Anosmia

THIS BLOG IS ABOUT LIFE AS AN ANOSMIC - SOMEONE WITHOUT A SENSE OF SMELL. I AM A 22 YEAR OLD MA STUDENT IN LONDON AND HAVEN'T HAD A WHIFF OF ANYTHING IN ABOUT 15 YEARS. I AM WRITING THIS TO RAISE AWARENESS OF THIS INVISIBLE DISABILITY AND WILL UPDATE EVERY TIME THERE'S SOMETHING TO WRITE ABOUT.

Saturday 27 February 2016

Anosmia Awareness Day (again)

I know it's been a while since I last posted here. I thought I didn't need to. I thought I was kinda getting over the whole anosmia thing. If anyone cares to read my previous entries, you'll know that I used to have such big plans; I wanted to create an actual website, I wanted to create a safe space for young people to be able to share their experiences and provide support for each other.
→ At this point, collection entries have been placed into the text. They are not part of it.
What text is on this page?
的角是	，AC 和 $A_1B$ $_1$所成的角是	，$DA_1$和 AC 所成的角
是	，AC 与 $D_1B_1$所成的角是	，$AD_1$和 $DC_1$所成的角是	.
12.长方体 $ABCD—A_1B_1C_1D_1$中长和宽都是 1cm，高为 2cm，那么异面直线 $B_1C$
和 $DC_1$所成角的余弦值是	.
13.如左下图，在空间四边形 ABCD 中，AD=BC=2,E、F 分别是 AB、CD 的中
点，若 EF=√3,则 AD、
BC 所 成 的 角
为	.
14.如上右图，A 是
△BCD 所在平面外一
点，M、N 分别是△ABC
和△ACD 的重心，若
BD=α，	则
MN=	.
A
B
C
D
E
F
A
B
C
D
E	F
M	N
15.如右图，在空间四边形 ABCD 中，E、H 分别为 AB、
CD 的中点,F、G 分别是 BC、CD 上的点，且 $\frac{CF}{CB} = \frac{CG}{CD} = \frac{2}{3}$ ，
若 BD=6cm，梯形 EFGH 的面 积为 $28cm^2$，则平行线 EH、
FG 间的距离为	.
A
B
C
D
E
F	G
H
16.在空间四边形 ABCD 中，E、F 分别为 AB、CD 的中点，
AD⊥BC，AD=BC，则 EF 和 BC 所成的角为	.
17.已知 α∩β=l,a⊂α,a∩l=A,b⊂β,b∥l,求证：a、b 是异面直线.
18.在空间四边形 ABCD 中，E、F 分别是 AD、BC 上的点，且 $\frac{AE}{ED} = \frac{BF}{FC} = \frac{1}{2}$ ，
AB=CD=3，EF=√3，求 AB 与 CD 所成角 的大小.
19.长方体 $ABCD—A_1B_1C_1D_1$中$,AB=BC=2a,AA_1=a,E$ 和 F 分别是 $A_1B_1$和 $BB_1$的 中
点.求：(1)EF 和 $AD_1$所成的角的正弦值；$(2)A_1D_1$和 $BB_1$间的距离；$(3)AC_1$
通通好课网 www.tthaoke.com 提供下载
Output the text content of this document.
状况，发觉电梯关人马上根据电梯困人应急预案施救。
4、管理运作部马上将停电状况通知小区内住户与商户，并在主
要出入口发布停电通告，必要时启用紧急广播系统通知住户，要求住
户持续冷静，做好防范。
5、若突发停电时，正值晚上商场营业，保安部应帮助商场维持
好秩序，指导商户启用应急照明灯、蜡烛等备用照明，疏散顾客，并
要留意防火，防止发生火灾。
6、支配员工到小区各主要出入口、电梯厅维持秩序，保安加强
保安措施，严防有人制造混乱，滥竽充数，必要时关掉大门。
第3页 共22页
To raise awareness an to educate themselves and others in an environment that was completely theirs. But it became exhausting, there was so much negativity to creating a space with a targeted age group (mostly from the sort of people that proved my point as to why younger people needed specialised support) and so I took a break.

But then this day comes around again, and I find that I'm no longer upset by not having a sense of smell, I'm just angry.

I'm so angry that it gets overlooked on a daily basis. I'm so angry that when I try to tell people how it affects my relationships, I get messages questioning if anything was ever genuine. I'm angry that I'm working at a job where I get asked to taste food in front of people for their own amusement and curiosity, like some sort of freak show.

So today is anosmia awareness day. You're supposed to wear red to show your support of it (I don't know why). But it's a small gesture and even if it's by complete accident, if I see anyone wearing red today I'll feel a little better. Maybe that's the idea? It's like some secret code, letting anosmics know that they're not alone. That they don't have to be angry. That it's getting better.